Toxic Guilt and Anxiety
Guilt trips are a very powerful tool, and I had a challenge with guilt trips and toxic guilt from my parents for many decades. In addition to the guilt, I started to have symptoms of anxiety starting in the mid-late 1990's. I believe the anxiety is a result from the long-term guilt I was experiencing compounded by the post traumatic stress that I experienced from the Parental Alienation Syndrome (PAS) and emotional abuse from my parents' personality disorders.

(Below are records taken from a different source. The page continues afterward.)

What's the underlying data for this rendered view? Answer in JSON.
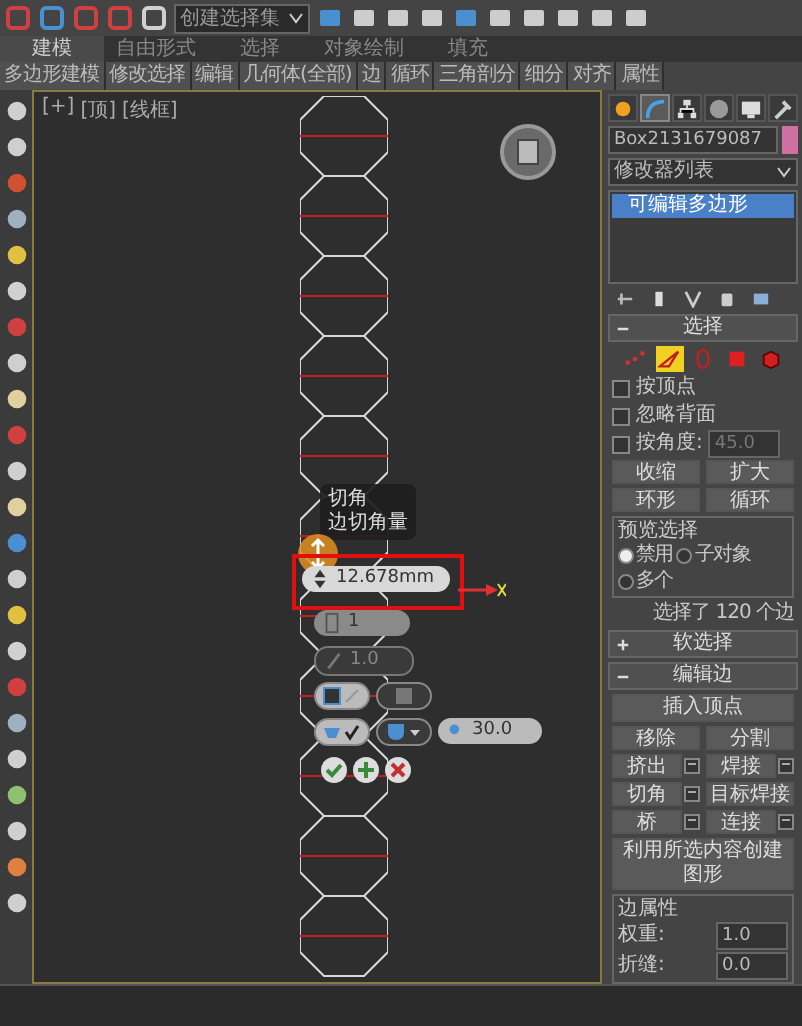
{
  "toolbar": {
    "selection_set": "创建选择集"
  },
  "ribbon": {
    "tabs": [
      {
        "label": "建模",
        "selected": true
      },
      {
        "label": "自由形式",
        "selected": false
      },
      {
        "label": "选择",
        "selected": false
      },
      {
        "label": "对象绘制",
        "selected": false
      },
      {
        "label": "填充",
        "selected": false
      }
    ],
    "panels": [
      "多边形建模",
      "修改选择",
      "编辑",
      "几何体(全部)",
      "边",
      "循环",
      "三角剖分",
      "细分",
      "对齐",
      "属性"
    ]
  },
  "viewport": {
    "labels": [
      "[+]",
      "[顶]",
      "[线框]"
    ],
    "caddy": {
      "tooltip": [
        "切角",
        "边切角量"
      ],
      "amount": "12.678mm",
      "segments": "1",
      "tension": "1.0",
      "tension_disabled": true,
      "angle": "30.0"
    }
  },
  "command_panel": {
    "tabs": [
      {
        "kind": "create",
        "selected": false
      },
      {
        "kind": "modify",
        "selected": true
      },
      {
        "kind": "hierarchy",
        "selected": false
      },
      {
        "kind": "motion",
        "selected": false
      },
      {
        "kind": "display",
        "selected": false
      },
      {
        "kind": "utilities",
        "selected": false
      }
    ],
    "object_name": "Box2131679087",
    "modifier_list": "修改器列表",
    "stack": [
      {
        "label": "可编辑多边形",
        "selected": true
      }
    ],
    "selection": {
      "title": "选择",
      "expanded": true,
      "subobjects": [
        {
          "kind": "vertex",
          "selected": false
        },
        {
          "kind": "edge",
          "selected": true
        },
        {
          "kind": "border",
          "selected": false
        },
        {
          "kind": "polygon",
          "selected": false
        },
        {
          "kind": "element",
          "selected": false
        }
      ],
      "checkboxes": [
        {
          "label": "按顶点",
          "checked": false
        },
        {
          "label": "忽略背面",
          "checked": false
        },
        {
          "label": "按角度:",
          "checked": false,
          "value": "45.0"
        }
      ],
      "buttons": [
        "收缩",
        "扩大"
      ],
      "spinner_buttons": [
        "环形",
        "循环"
      ],
      "preview": {
        "title": "预览选择",
        "options": [
          {
            "label": "禁用",
            "selected": true
          },
          {
            "label": "子对象",
            "selected": false
          },
          {
            "label": "多个",
            "selected": false
          }
        ]
      },
      "status": "选择了 120 个边"
    },
    "soft_selection": {
      "title": "软选择",
      "expanded": false
    },
    "edit_edges": {
      "title": "编辑边",
      "expanded": true,
      "insert": "插入顶点",
      "rows": [
        [
          {
            "label": "移除",
            "settings": false
          },
          {
            "label": "分割",
            "settings": false
          }
        ],
        [
          {
            "label": "挤出",
            "settings": true
          },
          {
            "label": "焊接",
            "settings": true
          }
        ],
        [
          {
            "label": "切角",
            "settings": true
          },
          {
            "label": "目标焊接",
            "settings": false
          }
        ],
        [
          {
            "label": "桥",
            "settings": true
          },
          {
            "label": "连接",
            "settings": true
          }
        ]
      ],
      "create_shape": "利用所选内容创建图形",
      "properties": {
        "title": "边属性",
        "fields": [
          {
            "label": "权重:",
            "value": "1.0"
          },
          {
            "label": "折缝:",
            "value": "0.0"
          }
        ]
      }
    }
  }
}
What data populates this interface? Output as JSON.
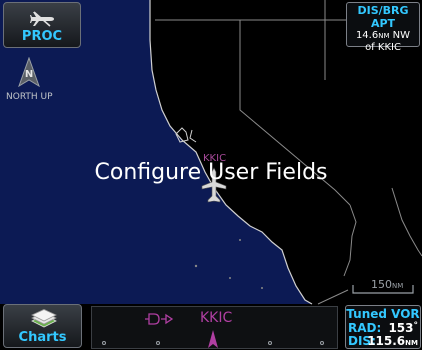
{
  "proc_button": {
    "label": "PROC",
    "icon": "plane-icon"
  },
  "charts_button": {
    "label": "Charts",
    "icon": "charts-stack-icon"
  },
  "dis_brg": {
    "title": "DIS/BRG APT",
    "distance": "14.6",
    "unit": "NM",
    "direction": "NW",
    "line2": "of KKIC"
  },
  "north_up": {
    "label": "NORTH UP",
    "letter": "N"
  },
  "overlay": {
    "text": "Configure User Fields"
  },
  "map": {
    "airport_label": "KKIC",
    "scale": "150",
    "scale_unit": "NM"
  },
  "bottom_bar": {
    "destination": "KKIC"
  },
  "tuned_vor": {
    "title": "Tuned VOR",
    "rad_label": "RAD:",
    "rad_value": "153",
    "dis_label": "DIS:",
    "dis_value": "115.6",
    "dis_unit": "NM"
  },
  "colors": {
    "accent": "#33c8ff",
    "magenta": "#b03fa2",
    "water": "#0c1a54"
  }
}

When you're brought up in an environment where you have been unfairly blamed for the wrongs of others, emotionally abused, or pitted against one parent by the other, the adult child may not have the ability to stop feeling guilty-- this is toxic guilt. Absorbing feelings of guilt, accepting blame, and being passive contribute to the guilty feelings. This early pattern of accepting other's guilt creates difficulty with stopping feelings of guilt about the past.


Loneliness
Through the years I have felt like something is missing. I felt like I have been searching for something from my mother and Dad-- some sort of answer. And recently I had an epiphany: I don't feel like I belong to a family. I feel like I am an adult orphan. Prior to my parent's separation (You Dropped a Bomb on Me), I felt like I belonged to a family: my Dad, mother, brother, and me. Additionally, I had a deep relationship with my maternal grandparents, which both passed away (1977, 1977). Shortly after the announcement of my parent's separation (1979), that feeling of belonging started to erode away. I haven't been able to put my finger on the feeling until just the other day when I was looking at my daughter and feeling such pure love and joy looking in her eyes-- I belong with her & my husband, she & my husband belong with me, I have family across the country is very loving & supportive- we are a family, and I belong. I haven't had that since I was 11 years old.



Shame
As an adult child of two parents with personality disorders, I knew when the abuse was actually going on that some after-effects would be experienced later in life. Although I was able to endure the abuse, I knew I deep-sixed some of the feelings. I remember thanking God for giving me a head on my shoulders to know that the abuse was my parents doing-- that what I was going through was a product of their manufacturing. Even so, I knew that somewhere down the line, feelings or results could emerge. Both my BPD mother and NPD father wielded shame well with their emotional abuse, and I exhibit residual effects from the abuse I endure from my BPD mother and NPD father. 


If you are an adult child of a BPD mother, what are some of the effects you have experienced? What have done to over-come these effects?